Morphemes without Sinographs

Commenting on "Educated (and not so educated) guesses about how to read Sinographs" (11/16/21), Chris Button asked:

I’m curious what you mean by “pseudo explanation”? The expected reflex from Middle Chinese times is xù, but yǔ has become the accepted pronunciation based on people guessing at the pronunciation in more recent times. Isn’t that a reasonable explanation?

To which I replied:

It's such a gigantic can of worms that I'm prompted to write a separate post on this mentality. I'll probably do so within a few days, and it will be called something like "Morphemes without characters".

Stay tuned.

And here's the promised explanation:

It's all the guessing business that the previous post was about.  Imprecision.

It's similar to the běnzì lǐlùn 本字理論 ("native / original character theory") that I have struggled against for decades.

What is this běnzì lǐlùn 本字理論 ("native / original character theory")?  It is the ardent belief that for every Sinitic morpheme there is a corresponding, and, in the minds of many proponents of this theory, a preexisting, Sinograph.

There are countless morphemes in the host of Sinitic languages and topolects for which there are no known characters.  I have written about this phenomenon scores of times on Language Log (see the "Selected readings" below for some examples).  For the last four thousand years and more, innumerable morphemes have arisen and entered the Sinitic lexicon.  Often we have no idea where these new morphemes came from, and frequently they come from non-Sinitic languages.  Such being the case, how could there possibly be a preexisting Chinese character for them?  There simply is no "běnzì 本字 ("native / original character") for each and every morpheme in Sinitic.  Quite the contrary, morphemes come first, and characters are devised to write them.  In other words, in terms of the evolution / sequence of morphemes vs. graphemes, the former are preexisting and the latter are secondary.

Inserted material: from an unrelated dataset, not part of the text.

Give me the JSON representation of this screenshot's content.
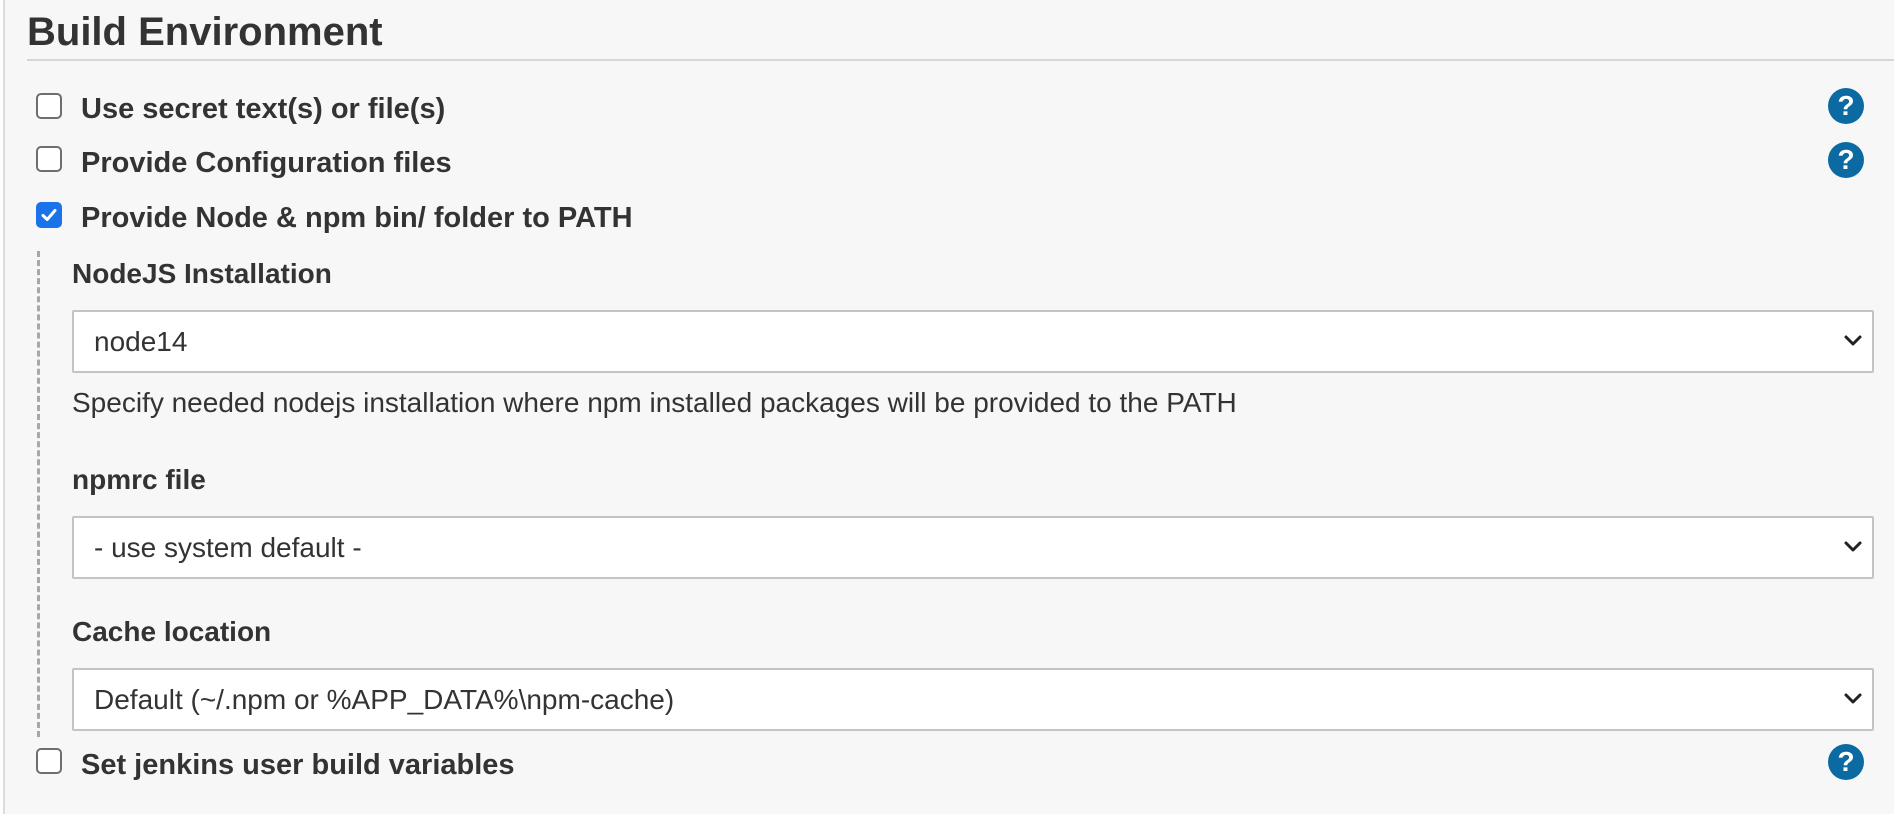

When people notice that there is an unwritten / unwritable morpheme floating around in the verbal lexicon and they decide it's something they want to write down, they cannot just transcribe the sounds of the new morpheme (or word) as is done with languages that use a phonetic script.  Rather, they either have to invent a completely new character or borrow another character that has the same sound as the target, characterless / benziless morpheme.

In a way, the běnzì lǐlùn 本字理論 ("native / original character theory") under discussion here is the reverse of the educated guessing theory brought forward at the beginning of this post and in the previous post to which it alludes.  Namely, there you have a character, don't know how to pronounce it, and often are not sure what it means, so you make a more or less "educated" guess how to pronounce this unknown character and what it means.

In both cases, it is wishful thinking.  Such procedures are not at all scientific and should be laughed out of the courts of phonology and orthography.

Nonetheless, all of this talk about běnzì lǐlùn 本字理論 ("native / original character theory") and guessing how to pronounce unknown characters takes me back to some pleasant, prolonged bǐzhàn 筆戰 ("pen / brush battles / wars")  that I had during the 70s and 80s with an old Taiwanese scholar named Wu Shou-li, who was the most eminent authority on Fukienese of that era.  Our polite polemics really were bǐzhàn 筆戰 ("pen / brush battles / wars"), because that was in the days before computers, and we had to write out our respective sides of the debate and send them through the mail.

I was delighted to find this nice article about Professor Wu online:

"The Tongue-Tied Fate of Wu Shou-li", by Chen Kwe-fang, translated by Phil Newell, with photos by Wang Wei-chang Taiwan Panorama (December, 1989).

Professor Wu would say to me, "Professor Mair, I'm sure I can find the běnzì 本字 ('native / original characters') for every word in Fukienese, though I must admit that I haven't found them yet.  So I have to keep looking."  To which I would reply, "I respect your tenacity, Professor Wu, but I believe you could search for the rest of your life and you'll never find the běnzì 本字 for thousands of morphemes in Fukienese".  For example, even such very common ones as chhit-tho ("play"), which borrows 七桃 ("seven peaches") and other outlandish characters to write it.  See also the great dictionary of spoken Amoy by Carstairs Douglas, which has many entries lacking solidly established Sinographic forms.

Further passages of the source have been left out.